I think the improvement and the speedup to run the optimization is huge! Variants execute in the real application thus the actual datasets also can be generated from the traces, optimization can run continuoysly and there’s no need for separate evaluation environments.

There is no framework lock-ins, I just need to implement SDK client that works for diffferent AI providers (for this project, I just created one for openrouter and openai). But apart from that, user just needs to wrap their prompts in the prompt override template, and create route where optimizer can call your system!

Also the traces becoming the dataset makes it so easy to test the system on real user inputs. Usually in prompt optimization we generate custom datasets (which can lso be done with my system!) that then used to optimize. But due to now prompt optimziation runnning in runtime, the actual traces can be added to the dataset with single click!
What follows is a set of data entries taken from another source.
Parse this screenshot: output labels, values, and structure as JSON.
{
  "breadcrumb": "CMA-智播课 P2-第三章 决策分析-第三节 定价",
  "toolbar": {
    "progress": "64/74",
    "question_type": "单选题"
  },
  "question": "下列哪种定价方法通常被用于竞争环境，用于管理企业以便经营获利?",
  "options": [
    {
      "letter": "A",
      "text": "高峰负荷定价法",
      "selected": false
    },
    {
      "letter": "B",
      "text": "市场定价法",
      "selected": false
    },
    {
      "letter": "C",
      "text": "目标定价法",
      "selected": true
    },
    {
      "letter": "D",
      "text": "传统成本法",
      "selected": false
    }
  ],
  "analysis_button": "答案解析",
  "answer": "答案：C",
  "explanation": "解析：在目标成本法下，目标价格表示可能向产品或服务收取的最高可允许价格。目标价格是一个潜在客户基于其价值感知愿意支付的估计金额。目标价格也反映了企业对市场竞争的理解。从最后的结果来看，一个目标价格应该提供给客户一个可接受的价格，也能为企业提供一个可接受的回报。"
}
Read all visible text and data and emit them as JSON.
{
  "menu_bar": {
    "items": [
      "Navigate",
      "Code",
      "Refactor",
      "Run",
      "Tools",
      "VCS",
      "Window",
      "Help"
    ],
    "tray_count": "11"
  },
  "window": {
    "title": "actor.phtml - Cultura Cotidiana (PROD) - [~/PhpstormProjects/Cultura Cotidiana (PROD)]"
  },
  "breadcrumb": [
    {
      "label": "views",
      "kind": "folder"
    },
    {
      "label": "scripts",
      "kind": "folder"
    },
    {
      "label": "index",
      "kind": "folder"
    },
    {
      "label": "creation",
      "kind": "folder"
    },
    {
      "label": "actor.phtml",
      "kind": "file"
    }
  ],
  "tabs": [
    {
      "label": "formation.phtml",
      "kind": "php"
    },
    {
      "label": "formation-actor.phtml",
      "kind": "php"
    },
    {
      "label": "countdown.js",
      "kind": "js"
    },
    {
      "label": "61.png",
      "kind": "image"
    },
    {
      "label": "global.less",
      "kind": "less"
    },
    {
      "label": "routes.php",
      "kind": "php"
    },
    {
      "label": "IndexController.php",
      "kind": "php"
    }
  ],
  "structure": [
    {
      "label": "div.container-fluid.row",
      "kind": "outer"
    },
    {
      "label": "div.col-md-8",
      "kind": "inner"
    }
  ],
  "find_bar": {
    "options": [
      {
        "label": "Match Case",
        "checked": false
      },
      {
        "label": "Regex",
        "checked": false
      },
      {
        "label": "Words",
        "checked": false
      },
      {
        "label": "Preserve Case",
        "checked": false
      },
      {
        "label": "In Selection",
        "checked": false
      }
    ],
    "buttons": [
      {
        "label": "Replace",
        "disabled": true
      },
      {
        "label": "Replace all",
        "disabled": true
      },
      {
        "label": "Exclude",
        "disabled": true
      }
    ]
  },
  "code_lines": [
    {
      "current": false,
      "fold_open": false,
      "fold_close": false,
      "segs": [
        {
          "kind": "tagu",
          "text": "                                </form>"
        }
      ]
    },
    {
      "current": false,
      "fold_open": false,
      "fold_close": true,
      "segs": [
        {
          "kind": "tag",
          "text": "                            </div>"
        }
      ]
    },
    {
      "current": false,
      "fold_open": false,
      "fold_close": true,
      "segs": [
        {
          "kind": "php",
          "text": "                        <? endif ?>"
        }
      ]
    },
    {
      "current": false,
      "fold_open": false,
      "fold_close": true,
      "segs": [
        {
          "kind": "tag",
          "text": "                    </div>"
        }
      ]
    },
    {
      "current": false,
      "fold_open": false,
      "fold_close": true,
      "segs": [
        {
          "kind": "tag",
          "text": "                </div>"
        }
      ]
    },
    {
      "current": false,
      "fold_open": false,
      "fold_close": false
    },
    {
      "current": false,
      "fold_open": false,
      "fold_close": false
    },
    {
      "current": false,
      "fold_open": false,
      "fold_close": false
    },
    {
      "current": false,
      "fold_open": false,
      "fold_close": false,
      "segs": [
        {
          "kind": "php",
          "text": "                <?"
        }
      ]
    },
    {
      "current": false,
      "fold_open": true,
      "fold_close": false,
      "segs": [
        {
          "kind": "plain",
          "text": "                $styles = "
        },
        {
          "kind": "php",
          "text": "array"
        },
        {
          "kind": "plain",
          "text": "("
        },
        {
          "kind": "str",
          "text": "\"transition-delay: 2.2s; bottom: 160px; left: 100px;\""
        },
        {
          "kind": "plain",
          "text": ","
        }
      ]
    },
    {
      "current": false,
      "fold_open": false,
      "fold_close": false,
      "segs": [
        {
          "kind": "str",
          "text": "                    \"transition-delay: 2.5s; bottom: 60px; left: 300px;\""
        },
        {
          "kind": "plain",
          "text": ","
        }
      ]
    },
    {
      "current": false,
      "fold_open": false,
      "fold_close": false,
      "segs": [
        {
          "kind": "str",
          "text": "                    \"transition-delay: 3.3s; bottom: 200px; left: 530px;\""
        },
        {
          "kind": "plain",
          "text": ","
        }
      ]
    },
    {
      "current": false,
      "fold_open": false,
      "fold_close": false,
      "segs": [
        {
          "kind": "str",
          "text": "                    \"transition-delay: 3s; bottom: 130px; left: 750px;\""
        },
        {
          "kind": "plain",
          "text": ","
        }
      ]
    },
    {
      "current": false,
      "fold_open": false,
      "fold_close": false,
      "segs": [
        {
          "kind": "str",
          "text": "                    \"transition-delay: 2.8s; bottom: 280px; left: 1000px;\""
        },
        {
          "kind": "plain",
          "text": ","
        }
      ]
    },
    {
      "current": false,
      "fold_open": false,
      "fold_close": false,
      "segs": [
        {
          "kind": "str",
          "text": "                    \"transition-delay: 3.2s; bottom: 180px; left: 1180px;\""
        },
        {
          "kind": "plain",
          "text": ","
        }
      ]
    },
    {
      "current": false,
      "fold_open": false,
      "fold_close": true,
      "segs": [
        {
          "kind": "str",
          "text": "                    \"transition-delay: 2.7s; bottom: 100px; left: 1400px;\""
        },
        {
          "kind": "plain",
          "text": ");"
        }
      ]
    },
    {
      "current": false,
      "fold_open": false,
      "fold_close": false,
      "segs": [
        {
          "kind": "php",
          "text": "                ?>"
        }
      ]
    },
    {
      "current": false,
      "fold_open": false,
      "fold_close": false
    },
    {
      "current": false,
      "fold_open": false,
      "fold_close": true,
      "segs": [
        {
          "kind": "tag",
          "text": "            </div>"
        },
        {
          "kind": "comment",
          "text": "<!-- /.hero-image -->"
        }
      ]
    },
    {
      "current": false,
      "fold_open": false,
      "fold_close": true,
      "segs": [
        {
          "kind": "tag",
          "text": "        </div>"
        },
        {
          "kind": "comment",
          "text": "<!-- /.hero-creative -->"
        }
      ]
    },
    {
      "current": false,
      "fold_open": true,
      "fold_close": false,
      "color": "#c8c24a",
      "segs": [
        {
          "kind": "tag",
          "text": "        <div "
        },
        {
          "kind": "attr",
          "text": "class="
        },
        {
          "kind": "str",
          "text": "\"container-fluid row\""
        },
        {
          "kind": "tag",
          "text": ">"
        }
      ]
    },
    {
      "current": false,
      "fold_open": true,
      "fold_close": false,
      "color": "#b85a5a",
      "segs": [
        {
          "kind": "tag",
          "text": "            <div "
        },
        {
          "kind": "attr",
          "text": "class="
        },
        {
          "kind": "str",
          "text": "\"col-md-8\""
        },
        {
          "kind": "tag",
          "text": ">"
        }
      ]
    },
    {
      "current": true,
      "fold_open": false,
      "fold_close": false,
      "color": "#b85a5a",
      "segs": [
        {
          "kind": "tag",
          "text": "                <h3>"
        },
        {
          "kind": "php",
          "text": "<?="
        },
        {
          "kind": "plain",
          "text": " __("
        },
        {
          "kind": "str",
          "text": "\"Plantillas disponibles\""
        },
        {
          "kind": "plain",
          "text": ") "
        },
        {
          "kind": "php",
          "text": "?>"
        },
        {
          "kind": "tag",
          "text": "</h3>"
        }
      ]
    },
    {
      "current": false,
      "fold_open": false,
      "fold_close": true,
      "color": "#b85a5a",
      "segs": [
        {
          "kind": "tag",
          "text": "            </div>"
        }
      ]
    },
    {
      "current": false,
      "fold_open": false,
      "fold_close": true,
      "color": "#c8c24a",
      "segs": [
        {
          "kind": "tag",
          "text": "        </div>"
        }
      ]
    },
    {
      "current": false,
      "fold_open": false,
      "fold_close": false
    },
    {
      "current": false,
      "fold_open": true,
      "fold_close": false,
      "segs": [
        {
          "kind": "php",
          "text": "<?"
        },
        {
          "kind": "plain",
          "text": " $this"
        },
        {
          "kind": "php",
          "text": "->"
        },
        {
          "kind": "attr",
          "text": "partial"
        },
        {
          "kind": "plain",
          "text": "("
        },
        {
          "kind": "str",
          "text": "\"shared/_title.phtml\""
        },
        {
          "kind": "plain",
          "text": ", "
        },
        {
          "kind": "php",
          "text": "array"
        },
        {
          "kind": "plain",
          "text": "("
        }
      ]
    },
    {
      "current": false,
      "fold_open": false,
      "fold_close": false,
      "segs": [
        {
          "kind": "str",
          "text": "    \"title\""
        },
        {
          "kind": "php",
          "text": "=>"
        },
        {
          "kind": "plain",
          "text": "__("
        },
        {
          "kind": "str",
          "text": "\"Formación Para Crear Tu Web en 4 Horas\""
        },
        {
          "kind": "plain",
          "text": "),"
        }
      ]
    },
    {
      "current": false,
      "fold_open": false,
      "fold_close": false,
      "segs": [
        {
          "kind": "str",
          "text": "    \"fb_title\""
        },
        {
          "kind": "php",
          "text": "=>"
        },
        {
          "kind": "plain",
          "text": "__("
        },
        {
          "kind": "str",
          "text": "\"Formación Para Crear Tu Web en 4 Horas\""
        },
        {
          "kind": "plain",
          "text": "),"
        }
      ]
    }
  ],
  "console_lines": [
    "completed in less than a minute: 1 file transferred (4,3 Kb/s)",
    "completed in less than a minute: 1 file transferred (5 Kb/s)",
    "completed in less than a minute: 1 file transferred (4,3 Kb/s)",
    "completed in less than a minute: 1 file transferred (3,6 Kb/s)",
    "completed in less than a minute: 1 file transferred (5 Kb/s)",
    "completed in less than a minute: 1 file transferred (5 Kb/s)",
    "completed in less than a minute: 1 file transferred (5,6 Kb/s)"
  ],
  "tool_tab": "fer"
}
This also removes production drift. Prompt variants are evaluated under the same condition as real traffic, with same dependencies and orchestration layers. Doing code changes to the logic autoamtically then optimizes your new code.

Finally, optimization becomes modular, you are not forced to change your code to work with different optimization algorithms. What we only need is generate new prompt optimizer that generates new variants, the end user doesn’t need to care anythign about that. The optimizers become modular choices without users ever needing to alter their applciation for the prompt optimization, the prompt optimization alters it to the user’s system!

Prompt optimization moves from research workflow to the runtime infrastructure.

Some Personal Notes

Creating this project has taken some time, but has also made me really belief this approach won’t stop for here. I have enough personal experience on creating DSPy prompt optimization that I can now really see the vision of prompt optimization in your own system becoming at some point reality.

This project is just proof-in-concept that this is possible to do, but already alleviates the pain-points of prompt optimizatio.

What I have found very useful that I did not think before implementing was actually the datasets. Most of the time I had spent on prompt optimization was preparing data, finding good datasets etc. But now, this project made me realize that the data should come from the user.

Recently, GEPA has also introduced optimize_anything api that has some similar thoughts on optimization: you only need string and evalaute function to start optimizing! This system is similar, you only need your prompts + metrics to start optimizing. You shouldn’t need anything else to optimize, e.g. how to generate the DSPy signatures, how to gather the data, how to define metrics. These should be made either frictionless or dont’t have them at all. I’ll keep working on this proejct, there’s still so much to explore.